秋から冬にかけて、来年度の制度改正の話題が少しずつ注目されています。そのひとつが「在職老齢年金」です。働きながら年金を受け取る人を対象としたこの制度では、収入が一定額を超えると年金の一部が支給停止されますが、2026年4月からその基準が大きく見直されます。

今回は、支給停止基準が「月62万円」に引き上げられるポイントと、繰下げ受給との関係、計算方法をあわせてわかりやすく解説します。

1. 在職老齢年金、「働くシニアがより働きやすく」62万円へ基準引き上げ

在職老齢年金とは、働きながら老齢厚生年金を受け取る人が対象となる制度です。収入が一定額を超えると、老齢厚生年金の一部または全部が一時的に支給停止される仕組みになっています。

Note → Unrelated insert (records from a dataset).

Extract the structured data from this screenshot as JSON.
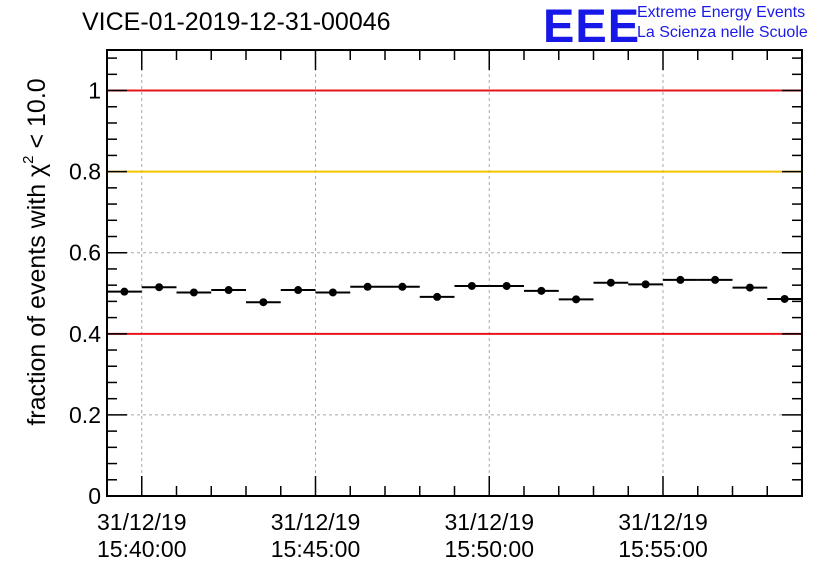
{
  "chart_data": {
    "type": "scatter",
    "title": "VICE-01-2019-12-31-00046",
    "ylabel": {
      "prefix": "fraction of events with ",
      "symbol": "χ",
      "superscript": "2",
      "suffix": " < 10.0"
    },
    "xlabel": "",
    "x_unit": "seconds since 31/12/19 15:40:00",
    "xlim": [
      -60,
      1140
    ],
    "ylim": [
      0,
      1.1
    ],
    "y_ticks": [
      0,
      0.2,
      0.4,
      0.6,
      0.8,
      1
    ],
    "y_tick_labels": [
      "0",
      "0.2",
      "0.4",
      "0.6",
      "0.8",
      "1"
    ],
    "x_ticks": [
      {
        "x": 0,
        "date": "31/12/19",
        "time": "15:40:00"
      },
      {
        "x": 300,
        "date": "31/12/19",
        "time": "15:45:00"
      },
      {
        "x": 600,
        "date": "31/12/19",
        "time": "15:50:00"
      },
      {
        "x": 900,
        "date": "31/12/19",
        "time": "15:55:00"
      }
    ],
    "grid": true,
    "reference_lines": [
      {
        "y": 1.0,
        "color": "#e8141c"
      },
      {
        "y": 0.8,
        "color": "#f5c400"
      },
      {
        "y": 0.4,
        "color": "#e8141c"
      }
    ],
    "series": [
      {
        "name": "fraction",
        "color": "#000000",
        "bin_width": 60,
        "x": [
          -30,
          30,
          90,
          150,
          210,
          270,
          330,
          390,
          450,
          510,
          570,
          630,
          690,
          750,
          810,
          870,
          930,
          990,
          1050,
          1110
        ],
        "y": [
          0.504,
          0.515,
          0.502,
          0.508,
          0.478,
          0.508,
          0.502,
          0.516,
          0.516,
          0.491,
          0.518,
          0.518,
          0.506,
          0.485,
          0.526,
          0.522,
          0.533,
          0.533,
          0.514,
          0.486
        ],
        "y_err": [
          0.006,
          0.006,
          0.006,
          0.006,
          0.006,
          0.006,
          0.006,
          0.006,
          0.006,
          0.006,
          0.006,
          0.006,
          0.006,
          0.006,
          0.006,
          0.006,
          0.006,
          0.006,
          0.006,
          0.006
        ]
      }
    ]
  },
  "logo": {
    "mark": "EEE",
    "line1": "Extreme Energy Events",
    "line2": "La Scienza nelle Scuole"
  }
}
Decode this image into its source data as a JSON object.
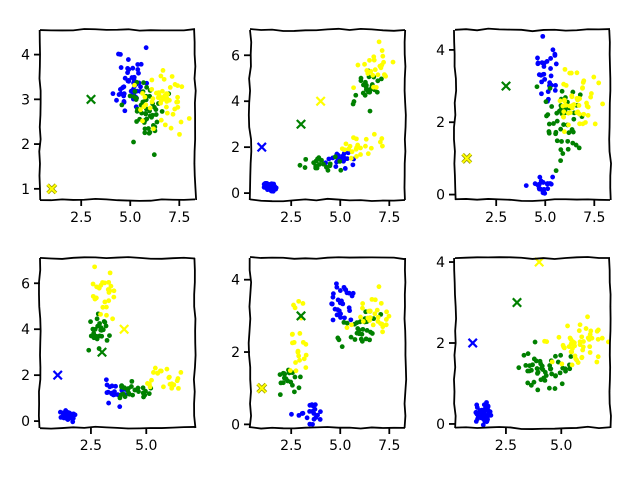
{
  "chart_data": [
    {
      "type": "scatter",
      "xlim": [
        0.4,
        8.3
      ],
      "ylim": [
        0.75,
        4.55
      ],
      "xticks": [
        "2.5",
        "5.0",
        "7.5"
      ],
      "xtick_values": [
        2.5,
        5.0,
        7.5
      ],
      "yticks": [
        "1",
        "2",
        "3",
        "4"
      ],
      "ytick_values": [
        1,
        2,
        3,
        4
      ],
      "centroids": [
        {
          "color_key": "yellow",
          "x": 1.0,
          "y": 1.0,
          "face": "#ffff00",
          "edge": "#999900"
        },
        {
          "color_key": "green",
          "x": 3.0,
          "y": 3.0
        }
      ],
      "clusters": [
        {
          "color_key": "blue",
          "cx": 5.0,
          "cy": 3.4,
          "sx": 0.35,
          "sy": 0.38,
          "n": 50,
          "seed": 11
        },
        {
          "color_key": "green",
          "cx": 5.9,
          "cy": 2.75,
          "sx": 0.5,
          "sy": 0.32,
          "n": 50,
          "seed": 12
        },
        {
          "color_key": "yellow",
          "cx": 6.6,
          "cy": 2.98,
          "sx": 0.6,
          "sy": 0.32,
          "n": 50,
          "seed": 13
        }
      ]
    },
    {
      "type": "scatter",
      "xlim": [
        0.4,
        8.3
      ],
      "ylim": [
        -0.3,
        7.1
      ],
      "xticks": [
        "2.5",
        "5.0",
        "7.5"
      ],
      "xtick_values": [
        2.5,
        5.0,
        7.5
      ],
      "yticks": [
        "0",
        "2",
        "4",
        "6"
      ],
      "ytick_values": [
        0,
        2,
        4,
        6
      ],
      "centroids": [
        {
          "color_key": "blue",
          "x": 1.0,
          "y": 2.0
        },
        {
          "color_key": "green",
          "x": 3.0,
          "y": 3.0
        },
        {
          "color_key": "yellow",
          "x": 4.0,
          "y": 4.0
        }
      ],
      "clusters": [
        {
          "color_key": "blue",
          "cx": 1.45,
          "cy": 0.25,
          "sx": 0.2,
          "sy": 0.1,
          "n": 30,
          "seed": 21
        },
        {
          "color_key": "blue",
          "cx": 4.9,
          "cy": 1.45,
          "sx": 0.35,
          "sy": 0.2,
          "n": 20,
          "seed": 22
        },
        {
          "color_key": "green",
          "cx": 4.3,
          "cy": 1.25,
          "sx": 0.5,
          "sy": 0.15,
          "n": 22,
          "seed": 23
        },
        {
          "color_key": "green",
          "cx": 6.3,
          "cy": 4.5,
          "sx": 0.4,
          "sy": 0.4,
          "n": 28,
          "seed": 24
        },
        {
          "color_key": "yellow",
          "cx": 6.1,
          "cy": 1.95,
          "sx": 0.55,
          "sy": 0.22,
          "n": 25,
          "seed": 25
        },
        {
          "color_key": "yellow",
          "cx": 6.9,
          "cy": 5.7,
          "sx": 0.5,
          "sy": 0.55,
          "n": 25,
          "seed": 26
        }
      ]
    },
    {
      "type": "scatter",
      "xlim": [
        0.4,
        8.3
      ],
      "ylim": [
        -0.15,
        4.55
      ],
      "xticks": [
        "2.5",
        "5.0",
        "7.5"
      ],
      "xtick_values": [
        2.5,
        5.0,
        7.5
      ],
      "yticks": [
        "0",
        "2",
        "4"
      ],
      "ytick_values": [
        0,
        2,
        4
      ],
      "centroids": [
        {
          "color_key": "yellow",
          "x": 1.0,
          "y": 1.0,
          "face": "#ffff00",
          "edge": "#999900"
        },
        {
          "color_key": "green",
          "x": 3.0,
          "y": 3.0
        }
      ],
      "clusters": [
        {
          "color_key": "blue",
          "cx": 5.0,
          "cy": 3.4,
          "sx": 0.35,
          "sy": 0.45,
          "n": 30,
          "seed": 31
        },
        {
          "color_key": "blue",
          "cx": 5.0,
          "cy": 0.25,
          "sx": 0.35,
          "sy": 0.12,
          "n": 20,
          "seed": 32
        },
        {
          "color_key": "green",
          "cx": 5.9,
          "cy": 1.9,
          "sx": 0.45,
          "sy": 0.55,
          "n": 50,
          "seed": 33
        },
        {
          "color_key": "yellow",
          "cx": 6.6,
          "cy": 2.5,
          "sx": 0.55,
          "sy": 0.5,
          "n": 50,
          "seed": 34
        }
      ]
    },
    {
      "type": "scatter",
      "xlim": [
        0.2,
        7.2
      ],
      "ylim": [
        -0.3,
        7.1
      ],
      "xticks": [
        "2.5",
        "5.0"
      ],
      "xtick_values": [
        2.5,
        5.0
      ],
      "yticks": [
        "0",
        "2",
        "4",
        "6"
      ],
      "ytick_values": [
        0,
        2,
        4,
        6
      ],
      "centroids": [
        {
          "color_key": "blue",
          "x": 1.0,
          "y": 2.0
        },
        {
          "color_key": "green",
          "x": 3.0,
          "y": 3.0
        },
        {
          "color_key": "yellow",
          "x": 4.0,
          "y": 4.0
        }
      ],
      "clusters": [
        {
          "color_key": "blue",
          "cx": 1.45,
          "cy": 0.25,
          "sx": 0.2,
          "sy": 0.12,
          "n": 30,
          "seed": 41
        },
        {
          "color_key": "blue",
          "cx": 3.4,
          "cy": 1.3,
          "sx": 0.35,
          "sy": 0.25,
          "n": 20,
          "seed": 42
        },
        {
          "color_key": "green",
          "cx": 2.8,
          "cy": 4.0,
          "sx": 0.25,
          "sy": 0.5,
          "n": 25,
          "seed": 43
        },
        {
          "color_key": "green",
          "cx": 4.3,
          "cy": 1.25,
          "sx": 0.5,
          "sy": 0.2,
          "n": 25,
          "seed": 44
        },
        {
          "color_key": "yellow",
          "cx": 3.0,
          "cy": 5.6,
          "sx": 0.3,
          "sy": 0.6,
          "n": 25,
          "seed": 45
        },
        {
          "color_key": "yellow",
          "cx": 6.0,
          "cy": 1.9,
          "sx": 0.6,
          "sy": 0.25,
          "n": 25,
          "seed": 46
        }
      ]
    },
    {
      "type": "scatter",
      "xlim": [
        0.4,
        8.3
      ],
      "ylim": [
        -0.1,
        4.6
      ],
      "xticks": [
        "2.5",
        "5.0",
        "7.5"
      ],
      "xtick_values": [
        2.5,
        5.0,
        7.5
      ],
      "yticks": [
        "0",
        "2",
        "4"
      ],
      "ytick_values": [
        0,
        2,
        4
      ],
      "centroids": [
        {
          "color_key": "yellow",
          "x": 1.0,
          "y": 1.0,
          "face": "#ffff00",
          "edge": "#999900"
        },
        {
          "color_key": "green",
          "x": 3.0,
          "y": 3.0
        }
      ],
      "clusters": [
        {
          "color_key": "blue",
          "cx": 5.0,
          "cy": 3.4,
          "sx": 0.35,
          "sy": 0.35,
          "n": 30,
          "seed": 51
        },
        {
          "color_key": "blue",
          "cx": 3.4,
          "cy": 0.3,
          "sx": 0.35,
          "sy": 0.15,
          "n": 20,
          "seed": 52
        },
        {
          "color_key": "green",
          "cx": 2.4,
          "cy": 1.3,
          "sx": 0.35,
          "sy": 0.2,
          "n": 20,
          "seed": 53
        },
        {
          "color_key": "green",
          "cx": 6.0,
          "cy": 2.7,
          "sx": 0.5,
          "sy": 0.3,
          "n": 30,
          "seed": 54
        },
        {
          "color_key": "yellow",
          "cx": 2.9,
          "cy": 2.2,
          "sx": 0.3,
          "sy": 0.5,
          "n": 22,
          "seed": 55
        },
        {
          "color_key": "yellow",
          "cx": 6.6,
          "cy": 3.0,
          "sx": 0.55,
          "sy": 0.3,
          "n": 28,
          "seed": 56
        }
      ]
    },
    {
      "type": "scatter",
      "xlim": [
        0.2,
        7.2
      ],
      "ylim": [
        -0.1,
        4.1
      ],
      "xticks": [
        "2.5",
        "5.0"
      ],
      "xtick_values": [
        2.5,
        5.0
      ],
      "yticks": [
        "0",
        "2",
        "4"
      ],
      "ytick_values": [
        0,
        2,
        4
      ],
      "centroids": [
        {
          "color_key": "blue",
          "x": 1.0,
          "y": 2.0
        },
        {
          "color_key": "green",
          "x": 3.0,
          "y": 3.0
        },
        {
          "color_key": "yellow",
          "x": 4.0,
          "y": 4.0
        }
      ],
      "clusters": [
        {
          "color_key": "blue",
          "cx": 1.45,
          "cy": 0.25,
          "sx": 0.2,
          "sy": 0.15,
          "n": 50,
          "seed": 61
        },
        {
          "color_key": "green",
          "cx": 4.3,
          "cy": 1.35,
          "sx": 0.5,
          "sy": 0.22,
          "n": 50,
          "seed": 62
        },
        {
          "color_key": "yellow",
          "cx": 5.6,
          "cy": 2.0,
          "sx": 0.65,
          "sy": 0.3,
          "n": 50,
          "seed": 63
        }
      ]
    }
  ],
  "colors": {
    "blue": "#0000ff",
    "green": "#008000",
    "yellow": "#ffff00"
  }
}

※月50万円は2024年度の支給停止調整額、2025年度は月51万円

2025年の現在は、賃金(総報酬月額相当額)と年金額(基本月額)の合計が「月51万円」を超えると、老齢厚生年金が一部または全額支給停止の対象となります。しかし、2026年4月からこの基準が「月62万円」に引き上げられることが決まりました。

たとえば、働いている方で月収45万円・年金10万円の場合、これまでは合計が51万円を超えるため一部が停止されていましたが、今後は62万円以下に収まるため全額支給となる見込みです。厚生労働省によると、この見直しにより約20万人が新たに「全額受け取れる」対象になると推計されています。

なお、支給停止の対象となるのは老齢厚生年金に限られます。老齢基礎年金(国民年金部分)は、働いていても減額されません。